93 Prozent der Frauen verhandeln nicht. Das zeigt eine der wenigen Analysen zum Thema. Nehmen wir also an, dass 93 Prozent der Mitarbeiterinnen in der Schweiz auch dieses Jahr wieder nicht über ihren Lohn verhandeln. Nächstes Jahr auch nicht. Und auch nicht in den folgenden Jahren. Damit werden ihnen über ihr ganzes Arbeitsleben gerechnet im Durchschnitt zwei Millionen Franken entgehen. Einfach, weil sie nicht fragen.
Für das Nachdrehen einiger Szenen eines aktuellen Hollywoodfilms hat Mark Wahlberg 1000-mal mehr verdient als sein Co-Star Michelle Williams. Der Streifen trägt ironischerweise den Titel «Das grosse Geld». Was lernen wir daraus? Verhandelt besser. Das hat nichts mit Diskriminierung zu tun, sondern rein mit Verhandlungsgeschick. Der extreme Fall zeigt einmal mehr exemplarisch auch das weibliche Bescheidenheits-Gen. Für sich selber einstehen, das mögen Frauen nicht. Wir müssen unsere Karriere endlich als Business sehen.

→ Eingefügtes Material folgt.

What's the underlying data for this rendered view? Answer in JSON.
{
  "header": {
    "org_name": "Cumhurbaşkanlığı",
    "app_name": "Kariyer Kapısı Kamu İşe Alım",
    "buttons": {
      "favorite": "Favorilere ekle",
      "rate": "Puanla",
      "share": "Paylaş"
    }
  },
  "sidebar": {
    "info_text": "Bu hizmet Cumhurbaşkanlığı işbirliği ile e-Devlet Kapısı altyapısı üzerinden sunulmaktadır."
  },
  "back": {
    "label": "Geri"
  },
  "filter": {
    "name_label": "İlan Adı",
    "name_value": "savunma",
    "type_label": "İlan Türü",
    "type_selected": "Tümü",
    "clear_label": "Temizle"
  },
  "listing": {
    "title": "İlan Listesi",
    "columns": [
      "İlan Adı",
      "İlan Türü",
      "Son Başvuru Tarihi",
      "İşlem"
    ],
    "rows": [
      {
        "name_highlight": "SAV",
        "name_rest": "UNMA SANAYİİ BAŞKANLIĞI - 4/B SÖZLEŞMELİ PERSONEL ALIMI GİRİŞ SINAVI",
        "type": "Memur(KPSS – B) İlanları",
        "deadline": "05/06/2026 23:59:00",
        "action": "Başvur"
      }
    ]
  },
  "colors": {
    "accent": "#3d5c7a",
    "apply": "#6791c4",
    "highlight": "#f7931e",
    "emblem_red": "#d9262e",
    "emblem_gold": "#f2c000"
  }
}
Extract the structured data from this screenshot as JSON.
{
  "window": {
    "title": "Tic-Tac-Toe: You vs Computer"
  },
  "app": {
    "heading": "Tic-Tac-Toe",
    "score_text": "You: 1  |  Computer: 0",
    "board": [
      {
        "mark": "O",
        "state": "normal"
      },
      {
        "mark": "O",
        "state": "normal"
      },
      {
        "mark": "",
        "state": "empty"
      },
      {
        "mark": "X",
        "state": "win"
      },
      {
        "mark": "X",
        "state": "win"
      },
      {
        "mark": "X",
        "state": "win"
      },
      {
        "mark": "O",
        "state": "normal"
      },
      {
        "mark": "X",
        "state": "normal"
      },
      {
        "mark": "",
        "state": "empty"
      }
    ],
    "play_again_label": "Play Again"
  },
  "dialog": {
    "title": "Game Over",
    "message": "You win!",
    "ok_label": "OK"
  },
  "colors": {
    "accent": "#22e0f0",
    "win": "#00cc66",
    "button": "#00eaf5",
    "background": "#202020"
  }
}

5 Prozent mehr Lohn – einfach so
Ich hasste es zu verhandeln. Bis eine niederländische Anwältin in die Schweiz kam und mir die Augen öffnete. Die Wonderwoman der Verhandlungstaktik heisst Wies Bratby. Sie gründete in Zürich das Start-up Women in Negotiation, nachdem sie als Personalchefin gesehen hatte, wie schlecht Frauen verhandelten. Sie ist nun beseelt davon, dies zu ändern. Und seit ich sie kenne, bin ich es auch. Es ist wichtig. Und es ist einfach. Für den, der verhandelt, liegen meistens locker fünf Prozent mehr Lohn drin. Einfach so.
Und ja, es gibt sie, weitere Studien, die zeigen, dass insbesondere Frauen das Verhandeln auch schlecht ausgelegt wird. Aber wenn es alle tun, kann es niemandem mehr schlecht ausgelegt werden. Die schlimmste Antwort ist so oder so nur ein Nein. Und wer nie fragt, kassiert immer ein Nein.
Viel mehr als Geld
Also ja – reden wir über Geld, aber noch über viel mehr. Über neue Rollen, Verantwortung, Projekte, die wir anstossen, vorantreiben und anführen wollen. Initiative ist oft der Schlüssel zu mehr Lohn.
Und Geld verleiht nun mal die Macht, die Welt zu verändern. Es ist höchste Zeit, zu (ver-)handeln. #timesup
Die Ökonomin Patrizia Laeri (40) ist Wirtschaftsredaktorin und -moderatorin von «SRF-Börse» und «ECO» sowie Beirätin im Institute for Digital Business der HWZ. Sie schreibt jeden zweiten Mittwoch im BLICK.